Se costuma ser o elo mais forte do governo com o mercado e com o Congresso, desta vez o ministro da Fazenda, Fernando Haddad, tropeçou na estratégia: defendeu publicamente a ideia de pagar exportadores brasileiros à Argentina em yuan, a moeda chinesa - e nem os argentinos toparam.
A intenção era substituir o dólar, escasso no país vizinho, e aproveitar a aceleração dos negócios com a China por lá para evitar atrasos que os brasileiros enfrentam no recebimento. Só que a Argentina e preferiu usar o Banco de Desenvolvimento da América Latina (CAF, que nasceu como Corporación Andina de Fomento, daí a sigla).
Embora Haddad tenha mencionado que a ideia de passar pelo yuan siga em pé, o presidente da Associação de Comércio Exterior do Brasil (AEB), José Augusto de Castro faz uma ironia: diz que dólar e euro são moedas conversíveis, enquanto a moeda chinesa é "inconversável".
Embora haja poucos detalhes sobre o mecanismo acionado no CAF, o ministro da Economia da Argentina, Sérgio Massa - e candidato governista à eleição presidencial -, sinalizou que o foco da iniciativa são alimentos - para não piorar a inflação que já passou de 100% ao ano - e autopeças, fundamentais para que seu país cumpra as entregas de veículos ao Brasil. Afinal, a linha da CAF envolve escassos US$ 600 milhões, enquanto as exportações brasileiras mensais alcançaram cerca de US$ 1,6 bilhão em julho.
— Ainda é um anúncio de um mecanismo de garantia das exportações brasileiras, então, ainda é um cenário um pouco indefinido. Precisaremos ver como vai funcionar na prática, pendendo ainda inclusive de uma confirmação do próprio CAF, que deve ocorrer em setembro. Para o Rio Grande do Sul, a Argentina é um parceiro comercial fundamental. Hoje já cerca de 900 empresas gaúchas vendendo para lá. Se a medida de fato conseguir normalizar um pouco o fluxo de comércio com os argentinos, será muito importante, pois hoje recebemos muitas reclamações de exportadores que têm dificuldades em receber — afirma Luciano D'Andrea, gerente de relações internacionais e comércio exterior da Fiergs.
Para a Associação Brasileira das Indústrias de Calçados (Abicalçados), a medida pode ser benéfica, dado o grande volume de exportações do Brasil à Argentina e os entraves recentes que se estabeleceram no comércio entre os países. Em nota à coluna, a entidade afirma que "a discussão acerca de mecanismos de financiamento ao comércio bilateral entre os dois países é extremamente benéfica e válida, na medida em que a escassez de divisas do país vizinho tem resultado em uma série de entraves ao comércio, como as restrições de acesso ao mercado único de câmbio, com prazos de 180 dias para recebimento das exportações ao país".
Para o segmento, é ainda mais estratégico, porque cerca de 20% do consumo de calçados na Argentina vem de importações, e o Brasil é o principal exportador de sapatos para o país.
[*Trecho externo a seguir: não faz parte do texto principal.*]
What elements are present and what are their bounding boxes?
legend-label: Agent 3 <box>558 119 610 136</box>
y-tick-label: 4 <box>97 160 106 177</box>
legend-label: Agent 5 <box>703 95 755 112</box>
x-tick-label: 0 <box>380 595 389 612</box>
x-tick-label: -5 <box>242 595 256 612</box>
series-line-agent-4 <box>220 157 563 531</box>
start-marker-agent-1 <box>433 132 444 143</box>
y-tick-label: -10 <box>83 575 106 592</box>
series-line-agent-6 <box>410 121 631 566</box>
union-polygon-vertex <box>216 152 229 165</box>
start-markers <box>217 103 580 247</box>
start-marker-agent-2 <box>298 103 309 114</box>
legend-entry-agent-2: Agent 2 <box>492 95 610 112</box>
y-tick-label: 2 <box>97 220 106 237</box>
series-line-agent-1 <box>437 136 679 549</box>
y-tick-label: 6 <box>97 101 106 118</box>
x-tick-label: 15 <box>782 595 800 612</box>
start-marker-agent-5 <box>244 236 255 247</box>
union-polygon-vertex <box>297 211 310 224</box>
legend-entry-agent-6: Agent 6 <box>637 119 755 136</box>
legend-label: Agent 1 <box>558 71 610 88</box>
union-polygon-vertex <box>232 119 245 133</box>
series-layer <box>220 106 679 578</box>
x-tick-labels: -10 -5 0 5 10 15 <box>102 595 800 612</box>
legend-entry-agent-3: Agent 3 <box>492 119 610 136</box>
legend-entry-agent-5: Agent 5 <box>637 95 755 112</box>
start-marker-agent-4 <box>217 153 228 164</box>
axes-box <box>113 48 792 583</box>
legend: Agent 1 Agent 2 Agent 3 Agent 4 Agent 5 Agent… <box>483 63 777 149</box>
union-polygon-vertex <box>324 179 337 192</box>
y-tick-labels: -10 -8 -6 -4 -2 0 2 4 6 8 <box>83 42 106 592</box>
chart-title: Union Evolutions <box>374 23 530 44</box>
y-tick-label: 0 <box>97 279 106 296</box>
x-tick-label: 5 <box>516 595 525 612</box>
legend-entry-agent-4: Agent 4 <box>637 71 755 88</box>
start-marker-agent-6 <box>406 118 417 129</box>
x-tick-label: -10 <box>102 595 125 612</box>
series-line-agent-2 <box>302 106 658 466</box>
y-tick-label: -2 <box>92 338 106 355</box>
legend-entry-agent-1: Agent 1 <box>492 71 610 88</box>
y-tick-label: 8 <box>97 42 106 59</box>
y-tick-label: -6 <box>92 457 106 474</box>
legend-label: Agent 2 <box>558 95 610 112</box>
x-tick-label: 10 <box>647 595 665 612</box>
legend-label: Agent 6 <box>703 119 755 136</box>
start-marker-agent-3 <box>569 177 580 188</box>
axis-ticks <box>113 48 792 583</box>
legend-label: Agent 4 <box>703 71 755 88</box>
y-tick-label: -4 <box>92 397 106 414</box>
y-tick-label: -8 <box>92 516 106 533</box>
Mas a Abicalçados destaca que os US$ 600 milhões mencionados podem não ser suficientes diante da exportação média de US$ 1,6 bilhão ao mês para a Argentina neste ano.
Como as autopeças seriam prioridade nessa operação, a Frasle, empresa do grupo Randoncorp, tem visão mais otimista:
— Nossa avaliação sobre a medida é positiva. A Argentina é um dos principais parceiros comerciais do Brasil, que sempre buscou estratégias para manter investimentos de suporte ao mercado do país vizinho. Temos negócios de longo prazo com clientes na Argentina, e operações no país desde a década de 1990. Aumentamos nossa participação com a aquisição da Armetal Autopartes, em 2017, e percebemos a dificuldade em manter o fluxo de negócios com a restrição de licenças de exportação e oscilações da moeda e crédito. Entendemos os desafios da economia argentina neste momento e somos parceiros em aplicar alternativas que privilegiem a manutenção das relações econômicas entre os dois países. A garantia via CAF pode ser uma alternativa concreta para isso — afirma o diretor de relações com investidores da Frasle Mobility, Hemerson de Souza.